Methodik

Die Grundlage des Stifterverband-Index für die deutschen Hochschulen bilden 17 Indikatoren, die zum einen die aktuelle Lage und zum anderen die erwarteten Verbesserungen oder Verschlechterungen in den nächsten fünf Jahren messen.

Aus den Einzelindikatoren ergeben sich ein Lageindex und ein Erwartungsindex. Zusammengenommen bilden sie den Stifterverband-Index.

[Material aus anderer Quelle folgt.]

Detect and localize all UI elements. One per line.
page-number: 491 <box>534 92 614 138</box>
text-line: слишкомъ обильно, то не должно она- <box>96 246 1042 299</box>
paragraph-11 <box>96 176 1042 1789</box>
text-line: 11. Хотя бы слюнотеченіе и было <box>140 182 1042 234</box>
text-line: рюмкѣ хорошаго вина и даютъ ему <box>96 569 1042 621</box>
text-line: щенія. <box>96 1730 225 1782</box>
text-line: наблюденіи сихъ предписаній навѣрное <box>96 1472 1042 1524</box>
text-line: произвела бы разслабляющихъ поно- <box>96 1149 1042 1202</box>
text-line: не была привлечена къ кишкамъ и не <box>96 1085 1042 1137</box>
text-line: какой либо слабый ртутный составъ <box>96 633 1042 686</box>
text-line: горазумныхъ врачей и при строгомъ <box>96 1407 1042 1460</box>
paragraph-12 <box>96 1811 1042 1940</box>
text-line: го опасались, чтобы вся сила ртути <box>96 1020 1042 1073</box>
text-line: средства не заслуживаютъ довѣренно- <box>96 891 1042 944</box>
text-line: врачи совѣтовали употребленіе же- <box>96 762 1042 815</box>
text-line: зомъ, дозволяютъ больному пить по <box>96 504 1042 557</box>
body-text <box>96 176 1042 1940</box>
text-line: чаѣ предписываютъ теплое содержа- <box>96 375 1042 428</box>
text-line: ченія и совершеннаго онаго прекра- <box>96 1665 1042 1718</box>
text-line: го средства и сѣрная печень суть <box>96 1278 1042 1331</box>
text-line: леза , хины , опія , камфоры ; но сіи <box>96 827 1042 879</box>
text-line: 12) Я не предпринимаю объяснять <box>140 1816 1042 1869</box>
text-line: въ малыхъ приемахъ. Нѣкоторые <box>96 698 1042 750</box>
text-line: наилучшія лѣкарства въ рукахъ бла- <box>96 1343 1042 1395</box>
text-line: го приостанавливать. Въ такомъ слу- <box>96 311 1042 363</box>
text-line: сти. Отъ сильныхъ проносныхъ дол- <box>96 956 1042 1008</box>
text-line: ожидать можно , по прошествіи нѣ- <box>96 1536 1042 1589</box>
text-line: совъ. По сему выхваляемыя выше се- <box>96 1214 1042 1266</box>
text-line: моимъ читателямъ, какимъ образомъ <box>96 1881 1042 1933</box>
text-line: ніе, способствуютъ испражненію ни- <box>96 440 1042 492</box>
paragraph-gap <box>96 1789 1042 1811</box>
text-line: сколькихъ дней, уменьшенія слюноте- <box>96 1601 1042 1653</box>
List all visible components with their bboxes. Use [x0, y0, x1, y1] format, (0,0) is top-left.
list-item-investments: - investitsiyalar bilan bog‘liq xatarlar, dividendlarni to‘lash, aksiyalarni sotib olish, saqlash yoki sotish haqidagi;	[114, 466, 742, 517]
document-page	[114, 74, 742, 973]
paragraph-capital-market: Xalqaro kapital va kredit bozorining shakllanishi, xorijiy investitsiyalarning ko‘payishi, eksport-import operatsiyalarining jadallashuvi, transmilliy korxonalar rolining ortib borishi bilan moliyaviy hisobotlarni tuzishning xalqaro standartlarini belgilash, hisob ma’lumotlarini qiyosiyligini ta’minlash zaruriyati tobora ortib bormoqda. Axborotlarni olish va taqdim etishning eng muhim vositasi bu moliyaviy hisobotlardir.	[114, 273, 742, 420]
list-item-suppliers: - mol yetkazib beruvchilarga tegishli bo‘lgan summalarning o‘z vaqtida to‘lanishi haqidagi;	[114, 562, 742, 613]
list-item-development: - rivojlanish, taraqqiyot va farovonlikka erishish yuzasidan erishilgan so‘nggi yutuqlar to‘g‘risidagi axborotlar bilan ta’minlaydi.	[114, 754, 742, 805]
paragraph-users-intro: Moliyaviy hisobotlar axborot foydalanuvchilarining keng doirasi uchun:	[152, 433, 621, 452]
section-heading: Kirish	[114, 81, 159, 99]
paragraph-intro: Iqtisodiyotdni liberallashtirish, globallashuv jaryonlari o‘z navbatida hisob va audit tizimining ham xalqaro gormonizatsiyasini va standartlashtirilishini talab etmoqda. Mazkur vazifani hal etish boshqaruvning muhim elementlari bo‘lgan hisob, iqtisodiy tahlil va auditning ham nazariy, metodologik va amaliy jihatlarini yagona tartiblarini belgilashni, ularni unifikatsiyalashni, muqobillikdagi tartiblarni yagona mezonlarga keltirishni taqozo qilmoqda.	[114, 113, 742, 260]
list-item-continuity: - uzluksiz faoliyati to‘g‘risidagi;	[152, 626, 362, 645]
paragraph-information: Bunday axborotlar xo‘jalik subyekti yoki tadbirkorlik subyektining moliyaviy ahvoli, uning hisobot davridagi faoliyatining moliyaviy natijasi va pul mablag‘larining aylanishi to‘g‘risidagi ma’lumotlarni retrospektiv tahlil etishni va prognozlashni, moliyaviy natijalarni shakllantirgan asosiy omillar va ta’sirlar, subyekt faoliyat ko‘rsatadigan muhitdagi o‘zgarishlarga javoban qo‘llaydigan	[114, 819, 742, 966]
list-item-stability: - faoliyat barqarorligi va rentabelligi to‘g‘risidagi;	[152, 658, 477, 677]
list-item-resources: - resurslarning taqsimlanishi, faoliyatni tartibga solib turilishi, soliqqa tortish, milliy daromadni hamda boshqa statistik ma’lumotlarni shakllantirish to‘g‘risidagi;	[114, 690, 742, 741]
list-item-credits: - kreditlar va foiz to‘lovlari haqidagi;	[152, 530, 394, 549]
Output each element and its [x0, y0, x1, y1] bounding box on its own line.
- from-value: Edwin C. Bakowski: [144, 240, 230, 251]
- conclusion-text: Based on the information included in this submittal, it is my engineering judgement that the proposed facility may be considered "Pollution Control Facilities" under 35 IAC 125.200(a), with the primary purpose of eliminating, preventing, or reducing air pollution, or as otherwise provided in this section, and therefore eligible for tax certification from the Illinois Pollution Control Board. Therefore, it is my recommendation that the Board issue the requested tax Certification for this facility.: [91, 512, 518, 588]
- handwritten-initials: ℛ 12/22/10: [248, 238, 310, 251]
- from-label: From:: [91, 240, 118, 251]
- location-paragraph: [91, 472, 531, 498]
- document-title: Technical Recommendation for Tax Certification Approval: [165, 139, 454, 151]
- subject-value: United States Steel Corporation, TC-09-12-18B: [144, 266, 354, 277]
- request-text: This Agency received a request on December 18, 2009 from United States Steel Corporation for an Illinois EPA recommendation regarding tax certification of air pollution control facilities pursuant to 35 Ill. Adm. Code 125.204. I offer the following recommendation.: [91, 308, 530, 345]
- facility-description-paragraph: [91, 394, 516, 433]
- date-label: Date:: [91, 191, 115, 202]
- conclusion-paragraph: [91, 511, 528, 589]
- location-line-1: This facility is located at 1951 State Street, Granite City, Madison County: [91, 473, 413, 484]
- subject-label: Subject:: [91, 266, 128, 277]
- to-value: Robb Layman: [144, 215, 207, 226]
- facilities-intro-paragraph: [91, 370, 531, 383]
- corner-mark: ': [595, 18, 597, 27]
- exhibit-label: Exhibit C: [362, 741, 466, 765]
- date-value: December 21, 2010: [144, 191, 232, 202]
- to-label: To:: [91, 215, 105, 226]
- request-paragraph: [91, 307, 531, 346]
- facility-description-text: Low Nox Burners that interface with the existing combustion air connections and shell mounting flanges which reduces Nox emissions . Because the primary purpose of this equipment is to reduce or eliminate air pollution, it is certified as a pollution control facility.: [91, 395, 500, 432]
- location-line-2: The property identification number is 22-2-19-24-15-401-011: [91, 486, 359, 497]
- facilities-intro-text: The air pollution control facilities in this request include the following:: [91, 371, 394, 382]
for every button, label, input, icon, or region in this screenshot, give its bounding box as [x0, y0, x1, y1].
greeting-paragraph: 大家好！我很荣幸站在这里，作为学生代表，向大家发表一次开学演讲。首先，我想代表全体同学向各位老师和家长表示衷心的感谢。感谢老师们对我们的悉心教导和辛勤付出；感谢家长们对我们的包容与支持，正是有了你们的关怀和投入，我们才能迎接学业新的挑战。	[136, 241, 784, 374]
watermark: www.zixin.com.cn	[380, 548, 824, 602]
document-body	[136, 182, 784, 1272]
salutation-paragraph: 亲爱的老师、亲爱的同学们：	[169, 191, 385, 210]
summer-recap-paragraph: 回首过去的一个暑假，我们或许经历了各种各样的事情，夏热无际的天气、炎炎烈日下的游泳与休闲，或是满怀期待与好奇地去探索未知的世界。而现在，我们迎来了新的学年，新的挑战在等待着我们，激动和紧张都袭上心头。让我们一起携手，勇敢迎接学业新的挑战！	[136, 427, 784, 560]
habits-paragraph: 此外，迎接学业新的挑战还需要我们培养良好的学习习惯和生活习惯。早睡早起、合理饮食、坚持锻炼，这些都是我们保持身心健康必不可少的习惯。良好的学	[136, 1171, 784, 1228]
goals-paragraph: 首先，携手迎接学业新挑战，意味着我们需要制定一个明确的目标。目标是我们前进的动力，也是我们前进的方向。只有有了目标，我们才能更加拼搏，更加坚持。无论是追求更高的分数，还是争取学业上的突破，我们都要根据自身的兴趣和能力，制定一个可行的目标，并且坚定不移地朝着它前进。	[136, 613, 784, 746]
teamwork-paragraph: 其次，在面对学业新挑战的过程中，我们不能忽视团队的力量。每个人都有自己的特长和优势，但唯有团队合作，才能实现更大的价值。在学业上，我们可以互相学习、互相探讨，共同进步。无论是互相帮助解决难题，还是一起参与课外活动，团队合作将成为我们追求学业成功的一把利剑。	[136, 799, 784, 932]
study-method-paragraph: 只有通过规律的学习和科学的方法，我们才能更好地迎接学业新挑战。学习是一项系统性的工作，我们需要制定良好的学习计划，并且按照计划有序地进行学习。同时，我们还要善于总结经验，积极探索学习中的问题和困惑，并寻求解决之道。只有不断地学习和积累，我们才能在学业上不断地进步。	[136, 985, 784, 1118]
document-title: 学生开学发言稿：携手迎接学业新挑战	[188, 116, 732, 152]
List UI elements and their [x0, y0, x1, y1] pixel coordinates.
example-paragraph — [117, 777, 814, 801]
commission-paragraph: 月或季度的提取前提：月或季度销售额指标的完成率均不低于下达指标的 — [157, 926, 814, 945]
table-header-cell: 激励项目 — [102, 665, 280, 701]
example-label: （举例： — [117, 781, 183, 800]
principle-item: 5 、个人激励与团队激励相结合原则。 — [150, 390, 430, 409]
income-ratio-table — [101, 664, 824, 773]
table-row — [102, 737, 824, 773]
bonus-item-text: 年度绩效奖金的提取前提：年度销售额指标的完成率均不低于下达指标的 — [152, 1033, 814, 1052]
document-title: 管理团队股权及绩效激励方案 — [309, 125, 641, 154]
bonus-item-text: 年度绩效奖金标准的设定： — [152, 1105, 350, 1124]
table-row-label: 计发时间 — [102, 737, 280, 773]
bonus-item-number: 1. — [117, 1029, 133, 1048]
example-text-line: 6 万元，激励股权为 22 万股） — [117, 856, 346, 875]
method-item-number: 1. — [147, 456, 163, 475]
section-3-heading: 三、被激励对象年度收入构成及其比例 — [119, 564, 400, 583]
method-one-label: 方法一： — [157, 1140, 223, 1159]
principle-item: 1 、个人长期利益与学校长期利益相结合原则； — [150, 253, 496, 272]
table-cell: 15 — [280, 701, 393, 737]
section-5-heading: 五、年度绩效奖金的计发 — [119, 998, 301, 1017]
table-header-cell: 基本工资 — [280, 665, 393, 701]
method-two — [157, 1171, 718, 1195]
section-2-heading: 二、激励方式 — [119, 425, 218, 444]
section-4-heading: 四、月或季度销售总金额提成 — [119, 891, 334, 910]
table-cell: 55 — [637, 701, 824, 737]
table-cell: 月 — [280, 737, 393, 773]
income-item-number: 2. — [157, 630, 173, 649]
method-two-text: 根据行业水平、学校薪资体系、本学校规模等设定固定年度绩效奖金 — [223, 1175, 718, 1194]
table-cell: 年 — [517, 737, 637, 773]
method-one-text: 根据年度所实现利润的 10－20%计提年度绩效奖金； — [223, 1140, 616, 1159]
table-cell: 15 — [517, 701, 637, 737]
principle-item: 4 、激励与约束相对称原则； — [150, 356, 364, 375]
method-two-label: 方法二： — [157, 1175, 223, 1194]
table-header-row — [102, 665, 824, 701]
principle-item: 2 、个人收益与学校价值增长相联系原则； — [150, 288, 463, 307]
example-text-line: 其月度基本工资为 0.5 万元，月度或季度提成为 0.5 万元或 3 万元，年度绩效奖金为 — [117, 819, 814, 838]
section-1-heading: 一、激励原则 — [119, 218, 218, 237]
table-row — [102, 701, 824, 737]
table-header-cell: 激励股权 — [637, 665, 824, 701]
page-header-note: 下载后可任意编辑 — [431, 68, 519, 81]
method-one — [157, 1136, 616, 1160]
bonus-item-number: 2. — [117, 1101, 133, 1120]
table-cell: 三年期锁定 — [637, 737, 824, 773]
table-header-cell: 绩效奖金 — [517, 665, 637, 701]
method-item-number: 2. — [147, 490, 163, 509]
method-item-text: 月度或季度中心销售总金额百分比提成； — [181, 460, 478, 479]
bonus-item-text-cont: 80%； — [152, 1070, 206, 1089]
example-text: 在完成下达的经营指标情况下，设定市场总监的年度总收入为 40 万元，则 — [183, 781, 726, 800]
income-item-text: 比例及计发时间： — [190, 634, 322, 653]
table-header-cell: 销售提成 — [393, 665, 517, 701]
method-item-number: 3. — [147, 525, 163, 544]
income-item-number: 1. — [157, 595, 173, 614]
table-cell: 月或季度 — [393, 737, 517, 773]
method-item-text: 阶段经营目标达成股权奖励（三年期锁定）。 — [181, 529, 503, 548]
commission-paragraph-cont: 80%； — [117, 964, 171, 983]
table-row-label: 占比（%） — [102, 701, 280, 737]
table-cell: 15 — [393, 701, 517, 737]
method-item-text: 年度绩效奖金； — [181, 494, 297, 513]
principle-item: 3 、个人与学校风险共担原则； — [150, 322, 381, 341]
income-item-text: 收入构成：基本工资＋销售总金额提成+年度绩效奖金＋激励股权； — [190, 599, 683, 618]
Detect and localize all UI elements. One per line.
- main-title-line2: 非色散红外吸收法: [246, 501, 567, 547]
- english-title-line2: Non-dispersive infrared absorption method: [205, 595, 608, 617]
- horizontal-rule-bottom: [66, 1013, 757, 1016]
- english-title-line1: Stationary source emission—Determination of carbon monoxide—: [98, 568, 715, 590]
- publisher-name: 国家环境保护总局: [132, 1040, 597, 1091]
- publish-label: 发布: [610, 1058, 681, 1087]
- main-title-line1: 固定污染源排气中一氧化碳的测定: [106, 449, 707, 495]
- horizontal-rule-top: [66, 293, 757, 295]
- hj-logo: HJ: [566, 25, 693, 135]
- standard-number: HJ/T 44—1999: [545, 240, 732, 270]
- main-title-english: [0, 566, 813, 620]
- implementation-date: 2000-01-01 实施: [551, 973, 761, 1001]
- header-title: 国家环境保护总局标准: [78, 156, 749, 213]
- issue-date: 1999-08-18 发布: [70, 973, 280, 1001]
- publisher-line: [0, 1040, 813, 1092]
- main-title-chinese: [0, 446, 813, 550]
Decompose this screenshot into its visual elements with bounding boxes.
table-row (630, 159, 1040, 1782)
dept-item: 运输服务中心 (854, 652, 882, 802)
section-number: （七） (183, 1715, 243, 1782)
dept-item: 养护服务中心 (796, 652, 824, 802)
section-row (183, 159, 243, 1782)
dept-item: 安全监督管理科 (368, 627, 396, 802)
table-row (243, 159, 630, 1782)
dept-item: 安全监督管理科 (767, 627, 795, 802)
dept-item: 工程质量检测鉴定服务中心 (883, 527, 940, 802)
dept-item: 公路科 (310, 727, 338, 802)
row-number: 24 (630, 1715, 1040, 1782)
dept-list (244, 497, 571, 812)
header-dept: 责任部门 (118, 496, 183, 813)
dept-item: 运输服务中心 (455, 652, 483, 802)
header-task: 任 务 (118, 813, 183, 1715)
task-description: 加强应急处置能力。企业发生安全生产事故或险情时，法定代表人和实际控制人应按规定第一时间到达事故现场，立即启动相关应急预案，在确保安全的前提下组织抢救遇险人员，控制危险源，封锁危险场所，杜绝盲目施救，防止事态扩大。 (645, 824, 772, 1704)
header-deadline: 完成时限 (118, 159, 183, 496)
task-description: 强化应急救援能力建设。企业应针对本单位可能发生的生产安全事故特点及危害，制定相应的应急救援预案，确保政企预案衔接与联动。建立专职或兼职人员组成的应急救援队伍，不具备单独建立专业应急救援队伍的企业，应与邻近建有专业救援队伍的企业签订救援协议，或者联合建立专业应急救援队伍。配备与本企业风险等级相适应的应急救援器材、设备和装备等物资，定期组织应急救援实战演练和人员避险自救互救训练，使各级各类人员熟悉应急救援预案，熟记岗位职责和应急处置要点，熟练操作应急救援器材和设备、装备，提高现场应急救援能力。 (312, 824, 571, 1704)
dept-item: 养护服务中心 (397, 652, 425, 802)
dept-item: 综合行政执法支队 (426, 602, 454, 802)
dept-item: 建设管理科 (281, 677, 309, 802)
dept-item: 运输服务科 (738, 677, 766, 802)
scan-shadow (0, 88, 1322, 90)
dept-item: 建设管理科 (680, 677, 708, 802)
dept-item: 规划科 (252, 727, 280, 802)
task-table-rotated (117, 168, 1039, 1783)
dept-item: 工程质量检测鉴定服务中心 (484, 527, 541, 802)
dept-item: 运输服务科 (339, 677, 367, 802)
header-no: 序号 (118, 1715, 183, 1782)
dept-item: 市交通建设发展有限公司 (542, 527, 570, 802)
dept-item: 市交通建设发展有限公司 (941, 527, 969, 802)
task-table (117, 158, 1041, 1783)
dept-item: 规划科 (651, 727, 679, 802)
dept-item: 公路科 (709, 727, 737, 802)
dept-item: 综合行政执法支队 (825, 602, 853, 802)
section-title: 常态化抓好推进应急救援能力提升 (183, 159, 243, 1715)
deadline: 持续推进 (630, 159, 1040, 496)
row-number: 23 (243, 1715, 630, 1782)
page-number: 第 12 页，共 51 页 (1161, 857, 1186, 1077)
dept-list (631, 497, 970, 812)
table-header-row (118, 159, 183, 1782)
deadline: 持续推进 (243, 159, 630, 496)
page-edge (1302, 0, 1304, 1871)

Die mögliche Bandbreite der Indizes variiert von minus 100 (extrem negative Stimmung) bis plus 100 Punkte (extrem positive Stimmung).

 

Berechnung des Stifterverband-Index

Inhaltlich unterteilen sich die Indikatoren in die folgenden Bereiche:

  1. Rahmenbedingungen: Hochschulautonomie, Ausstattung der Infrastruktur in Forschung und Lehre, Personalsituation in Wissenschaft und Management sowie Finanzierungssituation
  2. Gesellschaftliche Einbettung: Kooperationen der eigenen Hochschule mit anderen Akteuren aus Wissenschaft, Wirtschaft, Politik und Gesellschaft sowie gesellschaftliches Klima für die Hochschulen insgesamt
  3. Wettbewerbsfähigkeit der eigenen Hochschule in der Forschung und Lehre sowie Wettbewerbsfähigkeit des Hochschulstandorts Deutschland

Daten und Rücklauf

Die jeweilige Grundgesamtheit der Befragungen umfasst alle deutschen Hochschulen, die zum Befragungszeitpunkt staatlich oder staatlich anerkannt sind und unbeschränkten Studienzugang bieten. Zum Zeitpunkt der jüngsten Befragung (November bis Dezember 2018) waren es 394 Hochschulen. Das Hochschul-Barometer erzielte in allen fünf Jahren einen hohen Rücklauf von 40 bis 56 Prozent. Insgesamt wurden mit dem Hochschul-Barometer rund 81 Prozent aller Hochschulen erreicht. Dies gewährleistet eine hohe Qualität und Belastbarkeit der erhobenen Daten und zeigt, dass das Hochschul-Barometer eine hohe Akzeptanz und Relevanz in der Hochschullandschaft hat.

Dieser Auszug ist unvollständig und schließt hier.